The metal strip and center piece is a very doable for the group. Replicating the door pocket on the other hand in sufficient numbers to keep price down is a stretch.
Can anyone provide pictures of the inside of a door pocket adjacent to the metal center piece? Pretty sure these can be inexpensively stamped in small quantities.
Greetings All, I received mine, too; they look just like Flavio's. The silver band on one of my originals has popped off. I'll shoot a few pics of it and the lnside of the old and new pockets & post later today. Cheers, Coop
Hi Guys, 'sorry for the delay. I put the delicate spring steel band/strip in a safe place...so safe that I can't find it. It will turn up. In the meantime, here are a few, hopefully helpful, shots. I'll have to post them one at a time; they may be too large (I don't know how to compress 'em) for multiple attachments...I'm only able to do one per post. At any rate, you will get the idea. This first is the center hole on the outside of the pocket. Coop Image Unavailable, Please Login
Here is the inside, showing the precision factory countersink/relief along the lip. The star & numbers embossed on this original are absent on he repros. I'll take & post pics of assembled panel w/band so you can see the attachment method. Image Unavailable, Please Login
Look closely at the left end of the pocket. You can see the small hole in the channel about 8mm in from the edge. If memory serves, there is an equally small dowel pin that is attached to the band and locates it. The band is then bent around the edge to hold it in place. The same process appears at the other end. Image Unavailable, Please Login
Here's the other original pocket, with band attached...close-up to follow. Image Unavailable, Please Login
Expand this & previous view to get a better look at the detail of the center clip. I'll take a couple of pics of the inside of this pocket to show how it is affixed. Cheers, Coop Image Unavailable, Please Login
Nice. Do the prongs on the back of the center piece go all the way through the pocket and fold over to retain the strip?
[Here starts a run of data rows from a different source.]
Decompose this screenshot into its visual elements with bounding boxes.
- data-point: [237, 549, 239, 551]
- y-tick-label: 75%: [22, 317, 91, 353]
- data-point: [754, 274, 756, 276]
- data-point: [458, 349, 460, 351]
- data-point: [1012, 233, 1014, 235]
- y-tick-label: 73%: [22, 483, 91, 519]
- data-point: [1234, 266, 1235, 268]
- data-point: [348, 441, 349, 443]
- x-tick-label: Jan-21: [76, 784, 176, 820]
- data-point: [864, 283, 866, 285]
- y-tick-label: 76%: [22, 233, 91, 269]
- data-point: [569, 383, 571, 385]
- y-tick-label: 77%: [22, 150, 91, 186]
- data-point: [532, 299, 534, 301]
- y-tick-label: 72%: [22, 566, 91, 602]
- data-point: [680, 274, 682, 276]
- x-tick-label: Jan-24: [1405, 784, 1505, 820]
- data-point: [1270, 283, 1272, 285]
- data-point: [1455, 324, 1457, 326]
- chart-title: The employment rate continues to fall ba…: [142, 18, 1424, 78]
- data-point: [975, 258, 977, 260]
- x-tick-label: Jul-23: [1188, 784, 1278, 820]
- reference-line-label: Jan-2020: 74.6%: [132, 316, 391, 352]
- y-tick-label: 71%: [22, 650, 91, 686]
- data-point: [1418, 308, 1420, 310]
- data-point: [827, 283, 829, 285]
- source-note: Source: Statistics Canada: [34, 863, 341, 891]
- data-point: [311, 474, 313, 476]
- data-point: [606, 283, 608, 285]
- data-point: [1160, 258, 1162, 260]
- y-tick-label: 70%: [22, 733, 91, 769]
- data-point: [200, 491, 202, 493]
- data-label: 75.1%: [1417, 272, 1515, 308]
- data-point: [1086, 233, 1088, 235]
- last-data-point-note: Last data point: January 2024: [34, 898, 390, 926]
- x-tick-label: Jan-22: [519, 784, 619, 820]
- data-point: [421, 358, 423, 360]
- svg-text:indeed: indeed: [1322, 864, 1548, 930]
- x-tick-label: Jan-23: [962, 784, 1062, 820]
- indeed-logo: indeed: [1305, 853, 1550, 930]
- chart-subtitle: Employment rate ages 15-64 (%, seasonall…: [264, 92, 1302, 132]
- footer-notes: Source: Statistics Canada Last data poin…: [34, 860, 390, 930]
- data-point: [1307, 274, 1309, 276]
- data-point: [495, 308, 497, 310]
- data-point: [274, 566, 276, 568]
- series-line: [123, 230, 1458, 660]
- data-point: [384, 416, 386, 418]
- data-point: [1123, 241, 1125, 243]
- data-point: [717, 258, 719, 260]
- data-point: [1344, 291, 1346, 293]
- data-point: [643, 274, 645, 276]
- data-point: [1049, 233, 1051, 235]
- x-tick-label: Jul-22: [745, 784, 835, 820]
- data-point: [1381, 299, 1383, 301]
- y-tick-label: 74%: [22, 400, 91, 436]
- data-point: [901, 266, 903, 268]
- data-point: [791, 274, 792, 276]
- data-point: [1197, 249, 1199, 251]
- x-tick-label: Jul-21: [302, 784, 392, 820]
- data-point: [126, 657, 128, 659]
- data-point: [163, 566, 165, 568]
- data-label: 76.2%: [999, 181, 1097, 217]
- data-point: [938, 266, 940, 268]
Hi Bradley, I think that you are correct. However, it could be a threaded stud with a nut. I just don't remember. So, I will check it out & send a pictorial answer! Coop
OK, Bradley, you hit the nail on the head! As you can see in the mirror, flat tabs on the centerpiece (that slips over the one-piece spring-steel band) are fed through the hole in the pocket and splayed over...and then some: A dollop of solder between the tabs ensures the grip. Expand the picture a bit for a better look. You can see the top of the clip on the outside of the pocket. Refer to pk246gt, Post #12, for a great close-up of the front side of the band & clip. Cheers, Coop Image Unavailable, Please Login
Do the tabs run through a single hole and then splay up and down before solder is added? What is the minus looking sign on the solder in your mirror photo?
bradley, Here is another picture. Yes, the tabs go through the the single hole and no, they are splayed horizontally. I see why you ask: Since the clip wraps around the band vertically you would think that the flat tabs would be bent up and down. It is possible that the tabs were given a quarter turn to tighten the clip on the band, either before or after inserting through the hole in the pocket, then bent flat. That's a WAG on my part. The 'minus sign' may be the tiny gap/shadow between the two tabs that was clocked at an angle when they were twisted. Hmmm, perhaps no solder. Upon closer look (expand it a bit), the tabs look like they were slightly distorted when flattened. Hey, use your imagination...I certainly am! I will intensify my search for the estranged band and clip; once found, a picture will truly be worth a thousand words! Freeman, That's a good analogy! Keep the Faith, Coop Image Unavailable, Please Login
Is it possible; that the two horizontal strips terminate in the center hole forming the foldover as seen and the cover clip folds over the strips before entering the hole?